Migration ist „einer der Megatrends des 21. Jahrhunderts“ und da es in Deutschland vor allem durch die Flüchtlingswellen im 21.Jahrhundert ein aktuelles Thema ist, wird sich die folgende Arbeit um den Aspekt der Einbürgerung von Migranten drehen (Steller 2012: 177). Da die deutsche Rechtslage für die vollständige Integration und gesellschaftliche und politische Teilhabe das Erlangen der Staatsbürgerschaft vorsieht, soll dieser Prozess genauer untersucht und anhand des Schemas von Arnold van Gennep eingeordnet und bezugnehmend analysiert werden (Knopp 2012: 153).
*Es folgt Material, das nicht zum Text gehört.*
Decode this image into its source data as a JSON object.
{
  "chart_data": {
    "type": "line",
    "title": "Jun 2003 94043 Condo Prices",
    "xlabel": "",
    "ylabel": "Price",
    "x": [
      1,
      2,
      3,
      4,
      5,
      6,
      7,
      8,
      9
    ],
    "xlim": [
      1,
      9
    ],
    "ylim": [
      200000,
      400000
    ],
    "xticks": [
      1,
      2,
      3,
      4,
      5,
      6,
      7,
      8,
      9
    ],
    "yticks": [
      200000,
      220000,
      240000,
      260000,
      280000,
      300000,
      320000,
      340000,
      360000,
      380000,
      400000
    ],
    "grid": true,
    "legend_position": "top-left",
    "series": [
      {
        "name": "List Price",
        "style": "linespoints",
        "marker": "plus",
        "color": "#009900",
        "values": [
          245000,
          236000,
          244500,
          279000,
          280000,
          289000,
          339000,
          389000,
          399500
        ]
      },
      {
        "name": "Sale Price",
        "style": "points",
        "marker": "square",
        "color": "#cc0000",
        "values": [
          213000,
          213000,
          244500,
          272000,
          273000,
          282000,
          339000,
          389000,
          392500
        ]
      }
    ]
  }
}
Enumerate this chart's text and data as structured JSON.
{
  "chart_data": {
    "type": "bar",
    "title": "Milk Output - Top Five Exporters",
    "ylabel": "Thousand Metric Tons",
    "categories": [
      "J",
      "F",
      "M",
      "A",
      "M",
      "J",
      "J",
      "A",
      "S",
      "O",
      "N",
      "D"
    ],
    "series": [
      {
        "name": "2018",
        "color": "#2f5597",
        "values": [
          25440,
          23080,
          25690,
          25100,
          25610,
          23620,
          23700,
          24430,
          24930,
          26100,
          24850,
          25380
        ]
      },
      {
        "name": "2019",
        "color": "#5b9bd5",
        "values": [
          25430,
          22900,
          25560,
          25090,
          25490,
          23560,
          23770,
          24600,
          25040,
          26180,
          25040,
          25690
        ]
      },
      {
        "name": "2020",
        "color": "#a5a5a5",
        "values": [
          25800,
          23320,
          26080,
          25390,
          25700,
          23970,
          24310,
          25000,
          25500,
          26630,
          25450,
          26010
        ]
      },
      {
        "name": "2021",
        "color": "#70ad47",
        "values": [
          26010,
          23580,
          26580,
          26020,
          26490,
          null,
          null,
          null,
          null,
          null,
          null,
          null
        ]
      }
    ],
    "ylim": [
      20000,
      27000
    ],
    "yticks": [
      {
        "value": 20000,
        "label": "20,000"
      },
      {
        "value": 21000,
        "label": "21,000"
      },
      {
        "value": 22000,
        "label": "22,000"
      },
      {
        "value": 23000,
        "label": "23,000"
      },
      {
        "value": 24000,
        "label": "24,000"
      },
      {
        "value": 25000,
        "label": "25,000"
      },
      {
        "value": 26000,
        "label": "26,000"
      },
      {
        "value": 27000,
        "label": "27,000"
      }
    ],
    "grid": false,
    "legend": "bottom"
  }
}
Das Einbürgerungsverfahren ist kein typisches und in sich geschlossenes Übergangsritual, dennoch lassen sich zahlreiche Merkmale dessen erkennen, die in der Analyse dargelegt werden. Besonders die Einbürgerungsfeier als rituelle Zeremonie mit ihren zahlreichen Elementen und Symbolen möchte ich als Schwerpunkt herausgreifen und detailliert analysieren. Die Einbürgerung ist als politische Maßnahme und gleichzeitig Subjekt des öffentlichen Diskurses, sowie für den Neubürger als eine persönliche, „integrationsrelevante Dimension“ (Wunderlich 2005: 14) zu verstehen. Beim Einbürgerungsverfahren handelt es sich außerdem um eine Zeremonie, und der Zweck von Zeremonien ist nach Durkheim, „bestimmte Ideen und Gefühle zu erwecken, die Gegenwart an die Vergangenheit zu binden, das Individuum an das Kollektiv“ (1994: 509).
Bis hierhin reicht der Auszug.